12 Лукасевич в статье «О методе в философии» писал: «Будущая научная философия должна начать свое построение с самого начала, с фундаментов. Начать же с фундаментов - это значит в первую очередь совершть пересмотр философских проблем и выбрать среди них только те, которые можно сформулировать понятно, отбрасывая все другие. Уже в этом предваряющем труде может быть использована математическая логика, ибо она установила значение многих выражений, принадлежащих философии. [...] Кажется, наиболее соответствующим методом, который бы надлежало применить с этой целью, опять жепредстает метод математической логики, дедуктивный метод, аксиоматичный. [...] Любое возвращение к Аристотелю, к Лейбницу, к Канту не только не принесет пользы, но, пожалуй, навредит, поскольку мы подвержены влиянию этих великих имен и приобретаем в рассуждении вредные привычки.» [Lukasiewicz, 1928: s. 5].
13 Здесь уместно заметить, что Лукасевич был создателем т.н. польской, или бесскобочной нотации формул, в которой логический функтор занимает позицию префикса и не символизирует отношение между операндами. Правда, идея бесскобочной нотации была сообщена Лукасевичу Леоном Хвистеком, который в работах, связанных с рекурсивными исчислениями, вообще не делал различия знаков на логические (функциональные) и дескриптивные, используя только отношение конкатенации для бесконечных последовательностей переменных.
14 Именно с «доказательства» этих законов Лукасевич начал ревизию классической логики в работе «О принципе противоречия у Аристотеля».
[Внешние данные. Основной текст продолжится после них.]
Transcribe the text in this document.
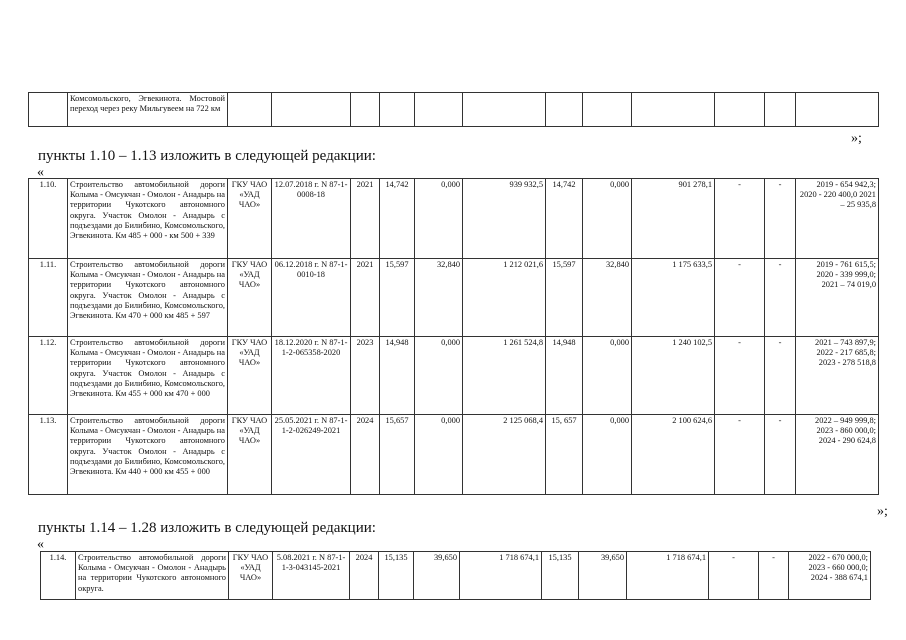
	Комсомольского, Эгвекинота. Мостовой переход через реку Мильгувеем на 722 км												
»;
пункты 1.10 – 1.13 изложить в следующей редакции:
«
1.10.	Строительство автомобильной дороги Колыма - Омсукчан - Омолон - Анадырь на территории Чукотского автономного округа. Участок Омолон - Анадырь с подъездами до Билибино, Комсомольского, Эгвекинота. Км 485 + 000 - км 500 + 339	ГКУ ЧАО «УАД ЧАО»	12.07.2018 г. N 87-1-0008-18	2021	14,742	0,000	939 932,5	14,742	0,000	901 278,1	-	-	2019 - 654 942,3; 2020 - 220 400,0 2021 – 25 935,8
1.11.	Строительство автомобильной дороги Колыма - Омсукчан - Омолон - Анадырь на территории Чукотского автономного округа. Участок Омолон - Анадырь с подъездами до Билибино, Комсомольского, Эгвекинота. Км 470 + 000 км 485 + 597	ГКУ ЧАО «УАД ЧАО»	06.12.2018 г. N 87-1-0010-18	2021	15,597	32,840	1 212 021,6	15,597	32,840	1 175 633,5	-	-	2019 - 761 615,5; 2020 - 339 999,0; 2021 – 74 019,0
1.12.	Строительство автомобильной дороги Колыма - Омсукчан - Омолон - Анадырь на территории Чукотского автономного округа. Участок Омолон - Анадырь с подъездами до Билибино, Комсомольского, Эгвекинота. Км 455 + 000 км 470 + 000	ГКУ ЧАО «УАД ЧАО»	18.12.2020 г. N 87-1-1-2-065358-2020	2023	14,948	0,000	1 261 524,8	14,948	0,000	1 240 102,5	-	-	2021 – 743 897,9; 2022 - 217 685,8; 2023 - 278 518,8
1.13.	Строительство автомобильной дороги Колыма - Омсукчан - Омолон - Анадырь на территории Чукотского автономного округа. Участок Омолон - Анадырь с подъездами до Билибино, Комсомольского, Эгвекинота. Км 440 + 000 км 455 + 000	ГКУ ЧАО «УАД ЧАО»	25.05.2021 г. N 87-1-1-2-026249-2021	2024	15,657	0,000	2 125 068,4	15, 657	0,000	2 100 624,6	-	-	2022 – 949 999,8; 2023 - 860 000,0; 2024 - 290 624,8
»;
пункты 1.14 – 1.28 изложить в следующей редакции:
«
1.14.	Строительство автомобильной дороги Колыма - Омсукчан - Омолон - Анадырь на территории Чукотского автономного округа.	ГКУ ЧАО «УАД ЧАО»	5.08.2021 г. N 87-1-1-3-043145-2021	2024	15,135	39,650	1 718 674,1	15,135	39,650	1 718 674,1	-	-	2022 - 670 000,0; 2023 - 660 000,0; 2024 - 388 674,1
15 Лукасевич оправдывает введение оценки соображениями индетерминизма, средоточием которого является свободный акт выбора индивидуума. Значения результата отрицания третьей оценки и самой оценки совпадают = Это равенство аргумента функции и ее значения не позволяют сделать свободный выбор, следовательно, мотивы введения Лукасевичем третьей оценки определяются соображениями не индетерминизма, но волюнтаризма.
16 Фигуры Прометея и Брентано, названные ранее символическими, представляют крайне редкие случаи, которые должны быть оговорены раздельно. Такого же отдельного обсуждения требуют фигуры различных пророков. Однако всем им присуща устремленность в будущее время, противопоставляемое неявно времени прошлому.
17 Перевод с немецкого на польский Эльжбеты Пачковской-Лаговской.
18 Дуализм Брентано нарушается дважды: эмпирически, когда он заменяет бикатегориальную онтологию Аристотеля на однокатегориальную, приведшую его к реизму, и рационально, когда в двух актах сознания Декарта он выделяет третий - суждение. Сужение онтологического базиса и расширение гносеологического фактически разрушают принятое изначально делений всех явлений на психические и физические, в котором можно усмотреть все тот же дуализм Картезия.
19 Историософские взгляды Брентано изложены в очерке Твардовского «Франц Брентано и история философии»[Твардовский, 1997а]. Работа Brentano F. Die vier Phasen der Philosophie und ihr augenblicklicher Stand. Nebst Abhandlungen über Plotinus, Thomas von Aquin, Kant, Schopenhauer und Comte. - Meiner, Leipzig, 1926 оказалась недоступной автору.Изложение этой работы Брентано можно найти в обширном примечании к [Анашвили, 1996: с. 164-165].